Single Member Company
A sole person, whether natural or legal, can form or become a single member limited liability company. The Regulations further provide that, subject to certain modifications, all the provisions of the Companies Act 2014 which apply to private companies limited by shares will apply to single member companies.
For instance, the sole member, if he so decides, can dispense with the holding of General Meetings, including Annual General Meeting (AGM’s). However, certain notifications laid down in the regulations will have to be made. Also the Report and Accounts that would normally be laid before the AGM of a company will still need to be prepared and forwarded to the member.
Formation of a Single Member Company – One person may, by subscribing his name to a memorandum of association and otherwise complying with the requirements of the Companies Act 2014 and these Regulations relating to registration, form an incorporated company being a private company limited by shares.
As with a multi member company a single member company is required to have a minimum of 2 directors at all times.
Changing to a single member company
A private company limited by shares registered with two or more subscribers to its memorandum of association, in accordance with the Companies Act may become a single member company, on such date as the number of members is reduced to one and all the shares in the company are registered in the name of a sole person. Particulars of this change should be notified to the Registrar of Companies within 28 days after the date on which the number of members is reduced to one. The shares transferred will be recorded with the Revenue Commissioners.

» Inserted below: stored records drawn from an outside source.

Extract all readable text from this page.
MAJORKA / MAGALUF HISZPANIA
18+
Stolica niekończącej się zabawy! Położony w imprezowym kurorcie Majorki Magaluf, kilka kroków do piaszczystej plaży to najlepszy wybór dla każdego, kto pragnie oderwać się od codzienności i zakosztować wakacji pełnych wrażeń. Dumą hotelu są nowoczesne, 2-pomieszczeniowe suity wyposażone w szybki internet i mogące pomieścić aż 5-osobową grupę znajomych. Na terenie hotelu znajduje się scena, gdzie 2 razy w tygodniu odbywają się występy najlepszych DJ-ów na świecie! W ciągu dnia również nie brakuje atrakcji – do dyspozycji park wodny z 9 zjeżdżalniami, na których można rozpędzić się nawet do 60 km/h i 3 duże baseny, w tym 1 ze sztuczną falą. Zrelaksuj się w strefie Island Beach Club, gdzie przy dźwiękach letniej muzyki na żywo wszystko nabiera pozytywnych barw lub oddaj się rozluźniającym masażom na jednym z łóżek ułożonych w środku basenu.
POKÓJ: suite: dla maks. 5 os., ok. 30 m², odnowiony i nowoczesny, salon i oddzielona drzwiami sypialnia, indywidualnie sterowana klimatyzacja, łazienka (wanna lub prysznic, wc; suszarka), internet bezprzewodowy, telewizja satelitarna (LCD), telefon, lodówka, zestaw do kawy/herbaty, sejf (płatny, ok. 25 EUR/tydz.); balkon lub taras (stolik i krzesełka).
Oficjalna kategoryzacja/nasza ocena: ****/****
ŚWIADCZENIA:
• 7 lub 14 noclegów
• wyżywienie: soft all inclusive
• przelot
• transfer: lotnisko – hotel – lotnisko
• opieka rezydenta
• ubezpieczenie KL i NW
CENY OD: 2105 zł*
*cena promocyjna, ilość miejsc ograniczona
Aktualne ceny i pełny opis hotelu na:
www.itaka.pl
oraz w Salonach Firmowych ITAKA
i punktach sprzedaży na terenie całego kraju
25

Changing from a single member company
A company which is incorporated as or becomes a single member company, in accordance with the Companies Act and these Regulations, shall cease to be a single member company on such date as the number of members increases to more than one. Particulars of this change should be notified to the Registrar within 28 days after the date when the number of members is increased to more than one.
Single Member companies continue to require two directors.
General meetings
All power exercisable by a company in general meetings under the Companies Act 2014 shall, be exercisable in the case of a single member company, by the sole member without the need to hold a meeting.
Any matter required to be done, decided by the company in general meeting or decided by resolution are satisfied, in the case of a single member company, by decision of the member which is drawn up in writing and notified to the company. These notifications/resolutions must be recorded by the company and retained in book form or other suitable means. Resolutions to which the Companies Act 2014 applies shall be notified to the Registrar within 15 days.
Meetings will be required for matters concerning the removal of an auditor, for non appointment of an auditor etc.
Annual general meetings
The sole member of a single member company may decide to dispense with the holding of an AGM. The decision shall have effect for the year in which the decision is made and subsequent year but shall not effect any liability already incurred by reason of default in holding an AGM.
It is open to the sole member or the auditor of the company to require the holding of an AGM in a particular year by notice to the company not later than 3 months before the end of the year. If such a notice is given then the provisions of the Companies Act 2014 apply in respect of the calling of the meeting.
Where a decision to dispense with the holding of AGM’s for a single member company is in force then the requirements in the main Act to lay Balance Sheet, Profit and Loss Accounts, Directors Report and Auditors Report before an AGM shall be satisfied where the accounts and reports are sent to the sole member.
The appropriate date for a company formed as single member company or a private company which becomes a single member company and takes a decision not to hold an AGM before the first AGM is due, the last date of the month in which the anniversary of its formation falls is the appropriate date.
For all other single member companies the appropriate date is the last date of the month in which the anniversary of the last AGM was held falls.